Ora, nada tem de arbitrário que se consagre a irrecorribilidade de decisões que conduzem à qualificação da insolvência como fortuita perante a convergência de posição daquelas entidades legitimadas neste domínio específico para defender o interesse geral da comunidade e o interesse comum dos credores. Mesmo que não cobre grande sentido invocar a este propósito a especial celeridade que caracteriza o processo de insolvência porque o incidente tem autonomia, não interferindo com a gestão da massa, a liquidação do activo ou a verificação de créditos, trata-se de decisões que não aplicam sanções, caindo no espaço geral de discricionariedade legislativa em matéria de recursos. Aliás, a situação inversa, de qualificação da insolvência como culposa é que pode justificar imperatividade constitucional de duplo grau de jurisdição pelas consequências agressivas que comporta (cfr. Gomes Canotilho, Direito Constitucional e Teoria da Constituição, 5.ª ed., pág. 661).

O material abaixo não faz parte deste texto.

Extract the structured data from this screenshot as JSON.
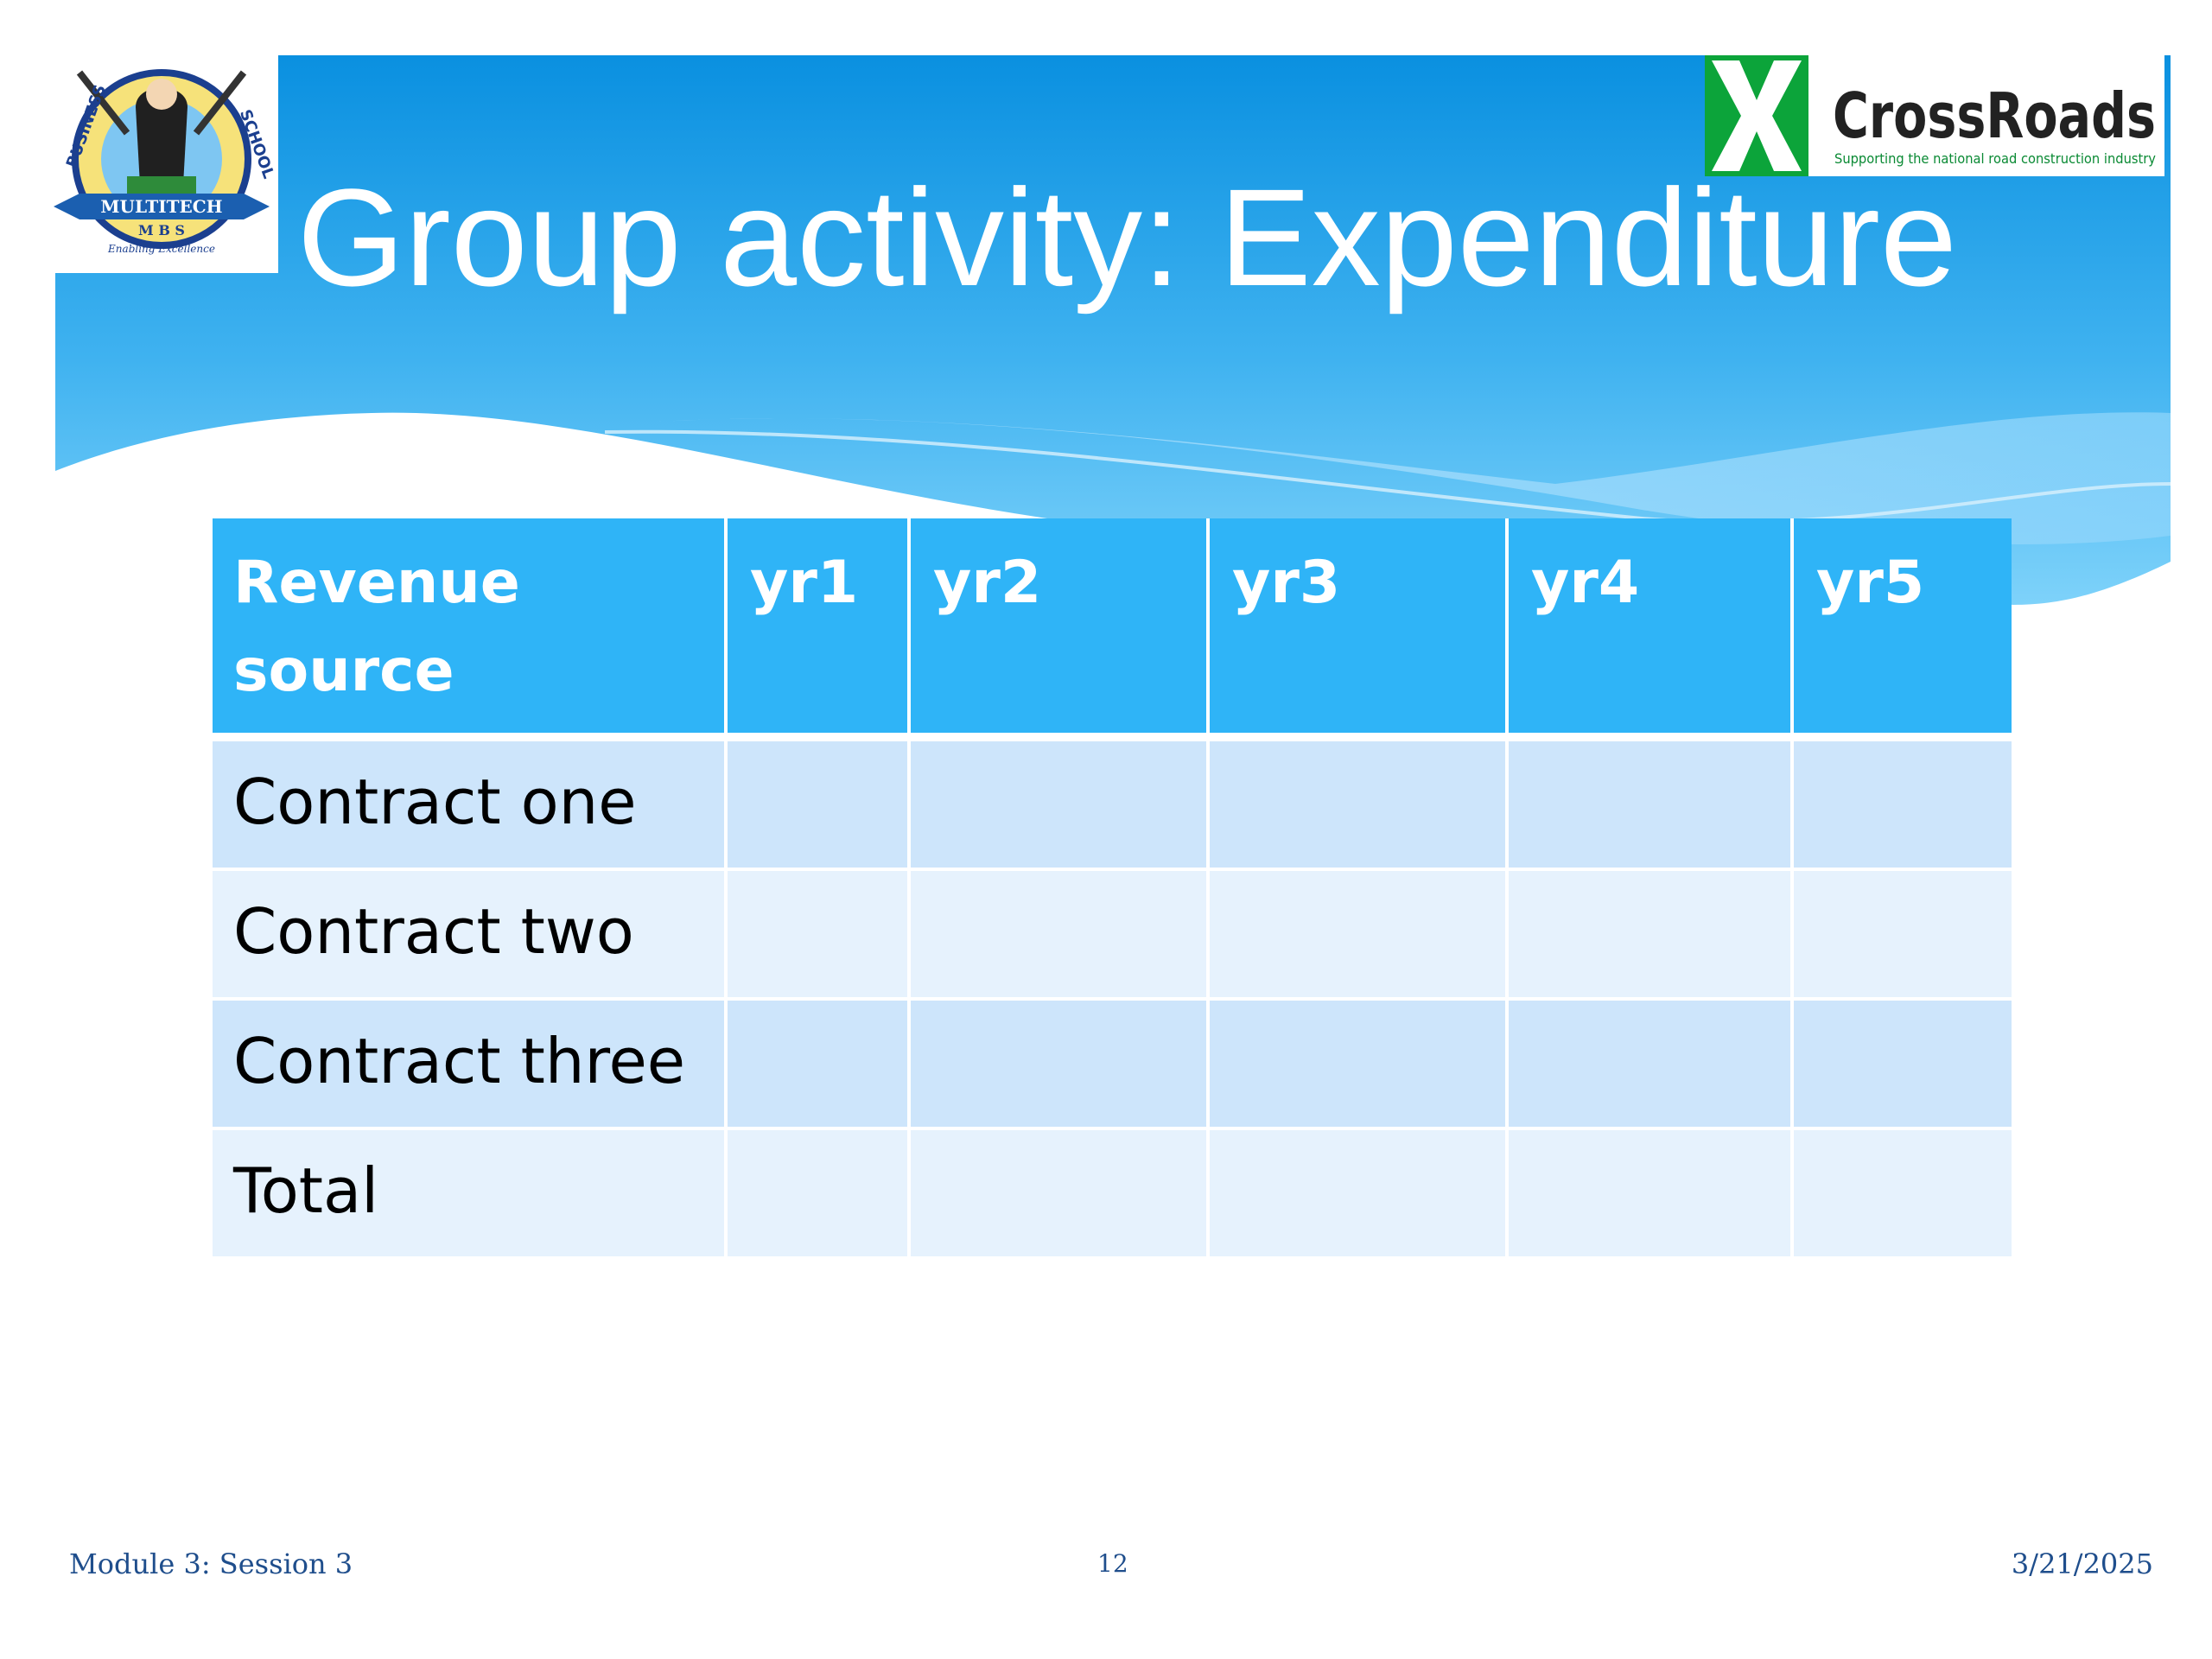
{
  "slide": {
    "title": "Group activity: Expenditure",
    "colors": {
      "banner_top": "#0a90e0",
      "banner_bottom": "#63c6f7",
      "header_fill": "#2fb4f7",
      "row_odd": "#cde5fb",
      "row_even": "#e6f2fd",
      "footer_text": "#1f4e8c"
    }
  },
  "logos": {
    "left": {
      "icon": "school-crest-logo",
      "ring_top_left": "BUSINESS",
      "ring_top_right": "SCHOOL",
      "banner_text": "MULTITECH",
      "sub_text": "M B S",
      "motto": "Enabling Excellence"
    },
    "right": {
      "icon": "crossroads-x-logo",
      "name": "CrossRoads",
      "tagline": "Supporting the national road construction industry"
    }
  },
  "table": {
    "headers": [
      "Revenue source",
      "yr1",
      "yr2",
      "yr3",
      "yr4",
      "yr5"
    ],
    "rows": [
      {
        "label": "Contract one",
        "values": [
          "",
          "",
          "",
          "",
          ""
        ]
      },
      {
        "label": "Contract two",
        "values": [
          "",
          "",
          "",
          "",
          ""
        ]
      },
      {
        "label": "Contract three",
        "values": [
          "",
          "",
          "",
          "",
          ""
        ]
      },
      {
        "label": "Total",
        "values": [
          "",
          "",
          "",
          "",
          ""
        ]
      }
    ]
  },
  "footer": {
    "left": "Module 3: Session 3",
    "center": "12",
    "right": "3/21/2025"
  }
}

Em conclusão, a norma do n.º 4 do artigo 188.º do CIRE não viola os artigos 20.º, n.ºs 1 e 2 e 202.º da Constituição, (i) quer no segmento em que estabelece que, se tanto o administrador da insolvência como o Ministério Público propuseram a qualificação da insolvência como fortuita, o juiz profere decisão nesse sentido mesmo que haja interessados que tenham manifestado posição diversa, (ii) quer no segmento em que considera tal decisão irrecorrível.
Consequentemente, a decisão recorrida não pode manter-se na parte em que recusou aplicação à referida norma, que não se julga inconstitucional.
III. Decisão
Pelo exposto, concedendo provimento ao recurso, determina-se a reforma do acórdão recorrido em conformidade com o agora decidido quanto à questão de constitucionalidade.
Sem custas.
Lisboa, 7 de Julho de 2011. – Vítor Gomes – Carlos Fernandes Cadilha – Maria Lúcia Amaral – Ana Maria Guerra Martins – Gil Galvão.